Mortgage Rates Follow Stock Market Down

Even though the Federal Reserve’s recent rate hike was supposed to push all interest rates higher, long-term mortgage interest rates have yet to see any impact. Foreign market concerns caused them to slump this week, mirroring the falling stock market, according to data from mortgage backer Freddie Mac.

The average rate on a 30-year fixed-rate mortgage (FRM) fell to 3.92 percent, excluding fees, during the week ended January 14, 2016, down from 3.97 percent the previous week. The new rate is higher than last year at the same time however, when it averaged 3.66 percent.

The weekly drop was due to investor worries about flagging oil prices, China’s tumbling stock, and other foreign financial woes, Freddie Mac noted.

“Long-term Treasury yields continue to drop, dragging mortgage rates down with them,” said Freddie Mac chief economist Sean Becketti. “Turbulence in overseas financial markets is generating a flight-to-quality which benefits U.S. Treasury securities. In addition, sagging oil prices are capping inflation expectations. The net effect on the 30-year mortgage rate was a 5 basis point drop to 3.92 percent.”

The only bright spot on the financial horizon has been the U.S. economy, which added 292,000 jobs in December 2015. Yet strength at home was not enough to stave off global pressures.

Other mortgage rates also fell. The 15-year FRM average dropped to 3.19 percent, down from 3.26 percent the previous week, but is up from 2.98 percent the year before. The 5-year hybrid adjustable rate mortgage (ARM) carried an average rate of 3.01 percent, down from 3.09 percent a week earlier, but was still higher than last year’s 2.90 percent.

The drop in rates did at least contribute to a rise in mortgage applications, with the Mortgage Bankers Association reporting a 21.3 percent jump in mortgage loan application volume.

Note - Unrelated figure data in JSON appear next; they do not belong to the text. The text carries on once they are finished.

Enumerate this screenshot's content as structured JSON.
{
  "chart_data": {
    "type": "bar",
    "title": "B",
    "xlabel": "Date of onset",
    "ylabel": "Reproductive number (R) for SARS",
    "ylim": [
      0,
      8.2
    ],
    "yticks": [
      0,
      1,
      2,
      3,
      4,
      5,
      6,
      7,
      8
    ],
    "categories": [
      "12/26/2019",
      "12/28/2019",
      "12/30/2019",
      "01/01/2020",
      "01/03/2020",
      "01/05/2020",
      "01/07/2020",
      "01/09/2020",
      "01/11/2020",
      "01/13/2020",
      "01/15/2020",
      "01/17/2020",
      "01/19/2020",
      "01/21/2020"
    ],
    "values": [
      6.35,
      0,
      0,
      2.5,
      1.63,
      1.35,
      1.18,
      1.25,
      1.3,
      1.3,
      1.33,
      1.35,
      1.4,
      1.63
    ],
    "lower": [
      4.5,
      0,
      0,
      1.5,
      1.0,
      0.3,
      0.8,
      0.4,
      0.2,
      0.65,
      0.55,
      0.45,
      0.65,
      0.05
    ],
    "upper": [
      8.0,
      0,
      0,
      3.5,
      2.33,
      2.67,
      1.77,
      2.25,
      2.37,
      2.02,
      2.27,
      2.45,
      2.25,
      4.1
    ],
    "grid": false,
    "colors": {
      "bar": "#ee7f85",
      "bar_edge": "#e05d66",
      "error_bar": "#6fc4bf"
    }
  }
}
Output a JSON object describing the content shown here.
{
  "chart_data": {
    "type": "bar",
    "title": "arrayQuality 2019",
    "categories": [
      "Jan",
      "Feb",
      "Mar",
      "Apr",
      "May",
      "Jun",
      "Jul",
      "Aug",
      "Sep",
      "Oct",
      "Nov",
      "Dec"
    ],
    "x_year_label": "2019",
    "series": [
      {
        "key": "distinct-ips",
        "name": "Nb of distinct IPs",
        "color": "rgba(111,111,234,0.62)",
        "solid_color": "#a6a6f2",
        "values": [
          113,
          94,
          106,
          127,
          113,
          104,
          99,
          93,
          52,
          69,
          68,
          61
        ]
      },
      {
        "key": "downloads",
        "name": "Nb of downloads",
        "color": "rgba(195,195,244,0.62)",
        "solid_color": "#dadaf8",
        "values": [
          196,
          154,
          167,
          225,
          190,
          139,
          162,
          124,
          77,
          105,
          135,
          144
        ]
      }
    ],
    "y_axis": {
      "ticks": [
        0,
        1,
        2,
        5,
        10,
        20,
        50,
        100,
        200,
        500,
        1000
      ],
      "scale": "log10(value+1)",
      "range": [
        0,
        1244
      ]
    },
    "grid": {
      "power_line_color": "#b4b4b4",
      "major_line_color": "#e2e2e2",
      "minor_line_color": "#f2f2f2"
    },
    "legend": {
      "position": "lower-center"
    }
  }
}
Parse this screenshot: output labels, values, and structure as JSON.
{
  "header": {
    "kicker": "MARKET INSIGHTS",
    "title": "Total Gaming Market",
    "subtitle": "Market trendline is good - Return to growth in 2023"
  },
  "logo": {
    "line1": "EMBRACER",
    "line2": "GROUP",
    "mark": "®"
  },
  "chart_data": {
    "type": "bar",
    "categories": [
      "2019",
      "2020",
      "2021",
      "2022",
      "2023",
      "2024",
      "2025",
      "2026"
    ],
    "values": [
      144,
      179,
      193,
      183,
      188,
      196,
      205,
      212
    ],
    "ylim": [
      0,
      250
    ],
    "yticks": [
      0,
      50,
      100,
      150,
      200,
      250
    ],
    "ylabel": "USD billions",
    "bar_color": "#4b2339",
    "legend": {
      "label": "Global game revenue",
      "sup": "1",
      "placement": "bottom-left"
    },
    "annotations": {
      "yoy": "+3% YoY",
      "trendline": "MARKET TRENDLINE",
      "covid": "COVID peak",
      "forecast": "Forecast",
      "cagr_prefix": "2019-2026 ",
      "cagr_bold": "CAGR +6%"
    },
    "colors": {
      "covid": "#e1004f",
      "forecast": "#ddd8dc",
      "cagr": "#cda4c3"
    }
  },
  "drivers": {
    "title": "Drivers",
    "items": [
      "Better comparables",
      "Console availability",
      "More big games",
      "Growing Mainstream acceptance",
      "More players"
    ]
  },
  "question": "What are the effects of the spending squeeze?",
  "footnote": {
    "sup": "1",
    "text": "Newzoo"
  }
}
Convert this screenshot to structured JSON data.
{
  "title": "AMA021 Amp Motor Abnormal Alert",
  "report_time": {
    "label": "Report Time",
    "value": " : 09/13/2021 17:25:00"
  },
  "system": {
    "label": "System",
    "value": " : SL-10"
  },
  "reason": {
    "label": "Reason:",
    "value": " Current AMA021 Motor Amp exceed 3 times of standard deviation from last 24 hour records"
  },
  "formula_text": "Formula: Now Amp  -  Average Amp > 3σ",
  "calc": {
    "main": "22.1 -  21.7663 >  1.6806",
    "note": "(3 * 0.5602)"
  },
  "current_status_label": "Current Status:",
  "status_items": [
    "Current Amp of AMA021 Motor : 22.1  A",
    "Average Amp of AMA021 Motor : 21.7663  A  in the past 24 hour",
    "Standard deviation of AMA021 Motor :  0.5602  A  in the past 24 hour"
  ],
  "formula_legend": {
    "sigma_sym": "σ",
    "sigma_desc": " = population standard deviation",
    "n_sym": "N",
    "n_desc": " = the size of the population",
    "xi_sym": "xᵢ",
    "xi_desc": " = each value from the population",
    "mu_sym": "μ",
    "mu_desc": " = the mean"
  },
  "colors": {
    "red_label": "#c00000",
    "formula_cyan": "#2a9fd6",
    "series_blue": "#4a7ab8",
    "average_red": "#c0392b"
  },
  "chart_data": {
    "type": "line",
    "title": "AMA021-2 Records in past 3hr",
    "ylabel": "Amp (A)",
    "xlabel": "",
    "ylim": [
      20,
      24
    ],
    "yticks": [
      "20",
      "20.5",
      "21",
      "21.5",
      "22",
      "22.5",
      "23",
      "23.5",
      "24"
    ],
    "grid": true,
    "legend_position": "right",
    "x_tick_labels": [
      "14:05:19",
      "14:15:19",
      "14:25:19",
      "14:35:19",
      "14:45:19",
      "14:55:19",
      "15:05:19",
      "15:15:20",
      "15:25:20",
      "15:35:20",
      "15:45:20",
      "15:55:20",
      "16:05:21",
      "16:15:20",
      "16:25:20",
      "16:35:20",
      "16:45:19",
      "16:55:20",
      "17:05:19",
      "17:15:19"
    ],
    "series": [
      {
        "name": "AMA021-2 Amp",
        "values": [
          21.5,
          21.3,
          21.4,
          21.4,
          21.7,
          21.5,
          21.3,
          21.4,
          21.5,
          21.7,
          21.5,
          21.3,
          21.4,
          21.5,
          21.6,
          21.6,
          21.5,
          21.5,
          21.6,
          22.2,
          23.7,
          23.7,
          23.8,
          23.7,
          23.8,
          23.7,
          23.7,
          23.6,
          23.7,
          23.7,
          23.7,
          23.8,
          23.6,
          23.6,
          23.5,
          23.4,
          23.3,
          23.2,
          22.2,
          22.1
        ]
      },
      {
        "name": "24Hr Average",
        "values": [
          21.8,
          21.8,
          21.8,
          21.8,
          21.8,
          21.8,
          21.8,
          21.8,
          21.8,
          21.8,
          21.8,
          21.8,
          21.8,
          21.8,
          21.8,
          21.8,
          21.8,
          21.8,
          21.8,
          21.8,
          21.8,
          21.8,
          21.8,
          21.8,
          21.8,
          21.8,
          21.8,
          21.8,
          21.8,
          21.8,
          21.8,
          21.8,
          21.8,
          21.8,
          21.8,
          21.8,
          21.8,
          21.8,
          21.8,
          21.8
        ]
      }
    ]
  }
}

“MBA’s purchase mortgage application index reached its second highest level since May 2010 on a seasonally adjusted basis last week,” said Lynn Fisher, MBA’s Vice President of Research and Economics. “…Bolstered by strong fourth quarter growth in jobs and continuing low rates, the results are similar to levels we saw in early December, suggesting that the purchase market’s strong finish to 2015 may be continuing.”